I have a few ideas as to why this is our current societal norm.

1. Politics is personal.

Your politics can reveal a lot about who you are. Expressing these (sometimes controversial) opinions may put you in a vulnerable position. It is possible for people to draw unfair conclusions from one viewpoint you hold. This fosters a fear of judgment when it comes to our political beliefs.

Regardless of where you lie on the spectrum of political belief, there is a world of assumption that goes along with any opinion. People have a growing concern that others won't hear them out based on one belief.

As if a single opinion could tell you all that you should know about someone. Do your political opinions reflect who you are as a person? Does it reflect your hobbies? Your past?

The question becomes "are your politics indicative enough of who you are as a person to warrant a complete judgment?"

Personally, I do not think you would even scratch the surface of who I am just from knowing my political identification.

2. People are impolite.

The politics themselves are not impolite. But many people who wield passionate, political opinion act impolite and rude when it comes to those who disagree.

The avoidance of this topic among friends, family, acquaintances and just in general, is out of a desire to 'keep the peace'. Many people have friends who disagree with them and even family who disagree with them. We justify our silence out of a desire to avoid unpleasant situations.

I will offer this: It might even be better to argue with the ones you love and care about, because they already know who you are aside from your politics, and they love you unconditionally (or at least I would hope).

We should be having these unpleasant conversations. And you know what? They don't even need to be unpleasant! Shouldn't we be capable of debating in a civilized manner? Can't we find common ground?
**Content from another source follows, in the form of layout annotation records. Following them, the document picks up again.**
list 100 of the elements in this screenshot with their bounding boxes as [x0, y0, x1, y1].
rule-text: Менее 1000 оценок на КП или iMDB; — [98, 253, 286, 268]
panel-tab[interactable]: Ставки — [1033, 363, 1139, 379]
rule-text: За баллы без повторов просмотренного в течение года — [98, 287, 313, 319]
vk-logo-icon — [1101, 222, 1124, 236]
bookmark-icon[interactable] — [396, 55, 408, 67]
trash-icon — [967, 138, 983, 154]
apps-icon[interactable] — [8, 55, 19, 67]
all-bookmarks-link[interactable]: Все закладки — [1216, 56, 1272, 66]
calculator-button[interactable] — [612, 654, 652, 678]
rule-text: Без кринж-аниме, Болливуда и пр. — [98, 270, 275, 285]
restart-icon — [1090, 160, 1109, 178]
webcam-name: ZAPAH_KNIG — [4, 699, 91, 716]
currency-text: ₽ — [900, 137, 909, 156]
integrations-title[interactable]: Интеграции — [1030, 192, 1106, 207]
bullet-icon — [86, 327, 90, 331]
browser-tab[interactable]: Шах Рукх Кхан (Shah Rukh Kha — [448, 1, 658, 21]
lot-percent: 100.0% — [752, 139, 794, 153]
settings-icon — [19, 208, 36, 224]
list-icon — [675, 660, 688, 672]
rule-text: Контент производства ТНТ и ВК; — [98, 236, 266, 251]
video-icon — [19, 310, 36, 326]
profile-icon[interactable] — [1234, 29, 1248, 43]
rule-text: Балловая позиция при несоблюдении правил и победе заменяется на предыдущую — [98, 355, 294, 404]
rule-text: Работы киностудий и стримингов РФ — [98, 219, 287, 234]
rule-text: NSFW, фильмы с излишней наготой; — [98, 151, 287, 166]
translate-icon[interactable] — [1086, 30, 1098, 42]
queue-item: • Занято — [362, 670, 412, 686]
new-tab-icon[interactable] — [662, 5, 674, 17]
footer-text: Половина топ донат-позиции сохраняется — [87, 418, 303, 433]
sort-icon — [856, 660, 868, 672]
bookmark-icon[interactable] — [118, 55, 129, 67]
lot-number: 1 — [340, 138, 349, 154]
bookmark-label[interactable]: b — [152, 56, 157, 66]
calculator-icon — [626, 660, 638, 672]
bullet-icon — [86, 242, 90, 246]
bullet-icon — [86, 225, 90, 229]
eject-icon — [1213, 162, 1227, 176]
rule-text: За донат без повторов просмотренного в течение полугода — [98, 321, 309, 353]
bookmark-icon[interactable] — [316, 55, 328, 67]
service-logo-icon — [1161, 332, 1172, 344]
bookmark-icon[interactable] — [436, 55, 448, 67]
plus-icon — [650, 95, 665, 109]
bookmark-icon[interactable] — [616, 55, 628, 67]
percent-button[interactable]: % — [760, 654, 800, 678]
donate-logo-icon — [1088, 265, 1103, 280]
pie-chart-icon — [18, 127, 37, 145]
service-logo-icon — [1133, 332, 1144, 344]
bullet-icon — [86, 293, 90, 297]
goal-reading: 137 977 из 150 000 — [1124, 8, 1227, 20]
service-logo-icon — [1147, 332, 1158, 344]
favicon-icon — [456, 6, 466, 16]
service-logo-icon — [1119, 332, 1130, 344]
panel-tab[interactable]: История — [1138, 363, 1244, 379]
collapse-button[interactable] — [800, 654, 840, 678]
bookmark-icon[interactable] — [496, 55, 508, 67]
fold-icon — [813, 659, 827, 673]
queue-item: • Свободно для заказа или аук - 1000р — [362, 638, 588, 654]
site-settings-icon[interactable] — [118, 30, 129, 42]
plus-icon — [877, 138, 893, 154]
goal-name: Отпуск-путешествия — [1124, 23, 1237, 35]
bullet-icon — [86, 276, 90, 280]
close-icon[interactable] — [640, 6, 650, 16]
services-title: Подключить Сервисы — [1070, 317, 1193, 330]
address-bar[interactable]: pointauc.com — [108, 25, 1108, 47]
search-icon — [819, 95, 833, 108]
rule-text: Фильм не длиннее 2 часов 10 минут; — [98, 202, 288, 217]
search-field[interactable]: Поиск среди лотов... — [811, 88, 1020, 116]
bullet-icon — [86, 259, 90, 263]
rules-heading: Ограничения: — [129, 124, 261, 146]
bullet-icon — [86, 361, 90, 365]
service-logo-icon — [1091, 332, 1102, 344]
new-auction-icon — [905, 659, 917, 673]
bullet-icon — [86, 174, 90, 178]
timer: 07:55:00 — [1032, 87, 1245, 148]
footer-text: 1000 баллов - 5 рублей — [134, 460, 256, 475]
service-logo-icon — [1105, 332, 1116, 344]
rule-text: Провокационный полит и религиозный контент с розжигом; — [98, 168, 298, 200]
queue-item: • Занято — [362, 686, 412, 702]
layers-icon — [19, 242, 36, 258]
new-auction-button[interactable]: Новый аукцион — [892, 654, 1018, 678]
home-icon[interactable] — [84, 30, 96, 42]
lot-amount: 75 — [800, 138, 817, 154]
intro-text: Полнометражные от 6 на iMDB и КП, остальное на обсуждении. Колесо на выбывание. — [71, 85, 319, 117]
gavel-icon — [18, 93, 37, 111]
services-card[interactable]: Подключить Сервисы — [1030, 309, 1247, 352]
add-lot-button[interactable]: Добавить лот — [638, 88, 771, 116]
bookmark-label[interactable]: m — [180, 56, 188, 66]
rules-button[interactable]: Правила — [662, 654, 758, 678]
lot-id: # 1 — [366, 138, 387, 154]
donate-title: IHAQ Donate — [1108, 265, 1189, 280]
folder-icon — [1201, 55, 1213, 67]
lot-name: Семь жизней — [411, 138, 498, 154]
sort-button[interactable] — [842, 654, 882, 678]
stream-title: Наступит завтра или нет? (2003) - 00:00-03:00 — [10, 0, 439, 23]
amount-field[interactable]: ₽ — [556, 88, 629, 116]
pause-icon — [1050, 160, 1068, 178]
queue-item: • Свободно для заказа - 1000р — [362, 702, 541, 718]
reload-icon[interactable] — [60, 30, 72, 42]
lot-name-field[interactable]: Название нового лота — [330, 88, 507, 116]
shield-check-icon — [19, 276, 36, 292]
I attribute the loss of political conversation in daily life to these factors. 'Keeping the peace' isn't an excuse. We should be discussing our opinions constantly and we should be discussing them with those who think differently.

Instead of discouraging political conversation, we should be encouraging kindness and understanding. That's how we will avoid the unpleasantness that these conversations sometimes bring.

By avoiding them altogether, we are doing our youth a disservice because they are not being exposed to government, law, and politics, and they are not learning to deal with people and ideas that they don't agree with.

Next Thanksgiving, talk politics at the table.